The most time-consuming part of data analysis is generally to prepare the data for analysis. If attention isn't given to the accuracy of data at this stage, results can be based on erroneous data, potentially rendering them worthless.

Hilary has prepared resources in both stata and in R. Whereas most software teaching is arranged around types of command, she prepares resources arranged around practical problems that people face. There are resources for data cleaning, teaching how to get data into good order. She teaches important checks and requirements required prior to merging, and some commands that may be useful to tidy up the data for this purpose. She teaches how to check results and respond to some common error messages. She teaches restructuring of datasets, including necessary commands to prepare the data before commands to restructure the datasets can be applied.

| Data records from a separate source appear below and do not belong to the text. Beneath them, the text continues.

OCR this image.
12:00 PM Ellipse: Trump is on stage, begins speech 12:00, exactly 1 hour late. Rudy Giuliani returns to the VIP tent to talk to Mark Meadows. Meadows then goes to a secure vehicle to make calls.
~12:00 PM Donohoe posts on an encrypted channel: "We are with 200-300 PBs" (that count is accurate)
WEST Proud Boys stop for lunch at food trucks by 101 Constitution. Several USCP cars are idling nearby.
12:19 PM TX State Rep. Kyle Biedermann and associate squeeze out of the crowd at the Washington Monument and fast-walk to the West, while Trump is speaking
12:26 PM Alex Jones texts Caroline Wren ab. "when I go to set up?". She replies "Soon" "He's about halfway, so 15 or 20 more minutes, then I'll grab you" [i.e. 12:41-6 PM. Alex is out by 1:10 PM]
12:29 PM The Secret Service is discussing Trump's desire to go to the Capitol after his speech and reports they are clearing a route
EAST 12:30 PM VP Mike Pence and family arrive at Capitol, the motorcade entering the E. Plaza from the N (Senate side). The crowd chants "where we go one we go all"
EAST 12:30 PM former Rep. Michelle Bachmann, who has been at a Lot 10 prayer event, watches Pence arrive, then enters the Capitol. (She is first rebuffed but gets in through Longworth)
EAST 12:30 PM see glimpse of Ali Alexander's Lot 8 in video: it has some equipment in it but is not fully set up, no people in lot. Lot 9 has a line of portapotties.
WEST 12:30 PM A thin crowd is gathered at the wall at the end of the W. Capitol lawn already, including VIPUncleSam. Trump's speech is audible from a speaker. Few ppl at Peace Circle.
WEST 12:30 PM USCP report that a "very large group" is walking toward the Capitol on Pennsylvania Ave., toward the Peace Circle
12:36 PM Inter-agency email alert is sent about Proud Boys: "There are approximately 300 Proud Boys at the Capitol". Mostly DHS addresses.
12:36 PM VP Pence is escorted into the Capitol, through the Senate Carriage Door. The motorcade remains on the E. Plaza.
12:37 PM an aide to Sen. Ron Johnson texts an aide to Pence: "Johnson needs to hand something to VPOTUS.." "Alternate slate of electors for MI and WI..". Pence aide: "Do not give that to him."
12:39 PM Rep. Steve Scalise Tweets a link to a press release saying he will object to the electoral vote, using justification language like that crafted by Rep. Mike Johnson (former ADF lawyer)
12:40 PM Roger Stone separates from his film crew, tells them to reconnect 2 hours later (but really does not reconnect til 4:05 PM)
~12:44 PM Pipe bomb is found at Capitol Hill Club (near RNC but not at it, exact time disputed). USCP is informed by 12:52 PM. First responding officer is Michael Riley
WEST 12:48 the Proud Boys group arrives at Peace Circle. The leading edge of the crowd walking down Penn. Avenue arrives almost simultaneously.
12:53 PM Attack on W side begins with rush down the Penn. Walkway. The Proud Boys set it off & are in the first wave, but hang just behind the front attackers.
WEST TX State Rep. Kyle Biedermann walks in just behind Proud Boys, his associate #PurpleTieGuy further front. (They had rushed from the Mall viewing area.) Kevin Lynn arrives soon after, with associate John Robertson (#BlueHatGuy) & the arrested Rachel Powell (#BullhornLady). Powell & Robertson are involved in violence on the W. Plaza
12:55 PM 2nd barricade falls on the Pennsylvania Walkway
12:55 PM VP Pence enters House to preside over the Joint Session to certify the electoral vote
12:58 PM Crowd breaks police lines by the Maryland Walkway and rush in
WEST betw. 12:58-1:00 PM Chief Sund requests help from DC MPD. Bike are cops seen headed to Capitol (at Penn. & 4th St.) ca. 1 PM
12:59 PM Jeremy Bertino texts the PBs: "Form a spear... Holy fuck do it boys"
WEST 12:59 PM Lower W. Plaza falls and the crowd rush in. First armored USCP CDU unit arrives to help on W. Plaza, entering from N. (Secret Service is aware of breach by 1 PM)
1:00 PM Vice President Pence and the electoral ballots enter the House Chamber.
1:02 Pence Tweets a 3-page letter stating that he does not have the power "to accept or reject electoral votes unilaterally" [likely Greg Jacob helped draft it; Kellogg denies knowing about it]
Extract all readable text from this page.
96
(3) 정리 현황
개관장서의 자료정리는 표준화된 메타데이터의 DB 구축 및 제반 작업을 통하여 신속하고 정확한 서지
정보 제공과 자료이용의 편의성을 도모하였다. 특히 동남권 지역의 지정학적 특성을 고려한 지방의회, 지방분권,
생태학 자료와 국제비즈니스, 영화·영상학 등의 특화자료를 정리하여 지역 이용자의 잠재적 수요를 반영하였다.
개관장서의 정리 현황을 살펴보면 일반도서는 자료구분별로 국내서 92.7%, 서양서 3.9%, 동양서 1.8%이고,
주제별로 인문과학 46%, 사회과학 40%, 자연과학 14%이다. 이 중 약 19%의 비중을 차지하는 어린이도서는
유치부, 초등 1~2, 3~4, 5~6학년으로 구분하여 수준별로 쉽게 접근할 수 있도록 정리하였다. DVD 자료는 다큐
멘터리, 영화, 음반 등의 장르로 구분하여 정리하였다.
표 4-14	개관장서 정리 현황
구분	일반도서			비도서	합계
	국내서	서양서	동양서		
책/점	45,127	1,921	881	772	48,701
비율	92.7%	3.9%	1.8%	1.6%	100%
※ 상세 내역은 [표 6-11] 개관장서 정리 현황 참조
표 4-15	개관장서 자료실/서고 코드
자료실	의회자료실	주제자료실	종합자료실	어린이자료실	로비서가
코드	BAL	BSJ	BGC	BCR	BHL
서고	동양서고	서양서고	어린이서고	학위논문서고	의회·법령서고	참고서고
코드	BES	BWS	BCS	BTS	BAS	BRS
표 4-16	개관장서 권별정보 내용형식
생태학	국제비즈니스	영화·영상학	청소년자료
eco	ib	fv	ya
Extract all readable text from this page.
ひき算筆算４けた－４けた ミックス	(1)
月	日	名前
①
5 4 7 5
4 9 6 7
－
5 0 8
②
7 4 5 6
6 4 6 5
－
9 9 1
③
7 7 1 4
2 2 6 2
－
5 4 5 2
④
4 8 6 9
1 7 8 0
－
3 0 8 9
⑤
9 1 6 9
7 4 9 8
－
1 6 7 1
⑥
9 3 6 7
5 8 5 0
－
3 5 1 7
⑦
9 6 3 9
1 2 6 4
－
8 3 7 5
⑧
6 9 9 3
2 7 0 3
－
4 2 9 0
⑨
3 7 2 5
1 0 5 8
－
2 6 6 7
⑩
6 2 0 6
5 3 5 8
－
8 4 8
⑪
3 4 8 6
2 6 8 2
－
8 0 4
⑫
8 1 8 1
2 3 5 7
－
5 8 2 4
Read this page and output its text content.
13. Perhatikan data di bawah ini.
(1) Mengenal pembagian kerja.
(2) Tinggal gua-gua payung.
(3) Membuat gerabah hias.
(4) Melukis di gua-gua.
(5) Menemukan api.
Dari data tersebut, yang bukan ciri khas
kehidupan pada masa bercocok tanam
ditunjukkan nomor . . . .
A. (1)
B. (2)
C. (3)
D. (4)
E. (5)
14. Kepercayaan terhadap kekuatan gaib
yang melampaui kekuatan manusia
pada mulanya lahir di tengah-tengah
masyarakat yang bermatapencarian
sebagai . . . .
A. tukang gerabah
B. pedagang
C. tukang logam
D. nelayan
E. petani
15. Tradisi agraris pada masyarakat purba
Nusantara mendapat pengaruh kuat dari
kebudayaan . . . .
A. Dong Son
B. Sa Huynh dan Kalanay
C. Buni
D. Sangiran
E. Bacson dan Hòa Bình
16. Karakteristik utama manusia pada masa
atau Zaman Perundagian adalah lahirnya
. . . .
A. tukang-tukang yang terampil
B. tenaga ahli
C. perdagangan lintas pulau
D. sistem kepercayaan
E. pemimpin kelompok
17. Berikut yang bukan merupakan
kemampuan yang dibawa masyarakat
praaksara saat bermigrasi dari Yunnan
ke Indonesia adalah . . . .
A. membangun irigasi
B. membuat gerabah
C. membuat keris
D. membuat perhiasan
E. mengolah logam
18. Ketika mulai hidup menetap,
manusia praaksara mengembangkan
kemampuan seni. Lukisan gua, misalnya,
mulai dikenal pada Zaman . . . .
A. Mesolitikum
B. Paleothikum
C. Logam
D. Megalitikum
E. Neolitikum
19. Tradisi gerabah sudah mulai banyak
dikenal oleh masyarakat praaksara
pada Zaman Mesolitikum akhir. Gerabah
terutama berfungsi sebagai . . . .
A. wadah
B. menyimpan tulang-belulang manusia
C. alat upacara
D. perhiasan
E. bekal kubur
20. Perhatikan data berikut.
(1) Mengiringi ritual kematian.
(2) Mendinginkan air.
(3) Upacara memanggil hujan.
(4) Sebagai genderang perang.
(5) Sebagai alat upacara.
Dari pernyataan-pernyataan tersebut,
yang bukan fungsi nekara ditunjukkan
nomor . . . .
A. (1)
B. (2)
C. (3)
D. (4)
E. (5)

This saves students from taking for example a whole module to learn string functions, when they need one string function command, and they might not necessarily recognise which one may be relevant.

Some PhD students attended these stata training sessions towards the end of their dissertations, after using google to learn stata. They were amazed at how many efficient data wrangling functions they had missed, and how much time that would have saved them.

MPH students have described resources as “awesome”. Some commented that they were still using the resources a few years after finishing their studies.

The stata data preparation documents were previously available on the internet, with researchers requesting the associated datasets, and praising them highly for how well laid out they are.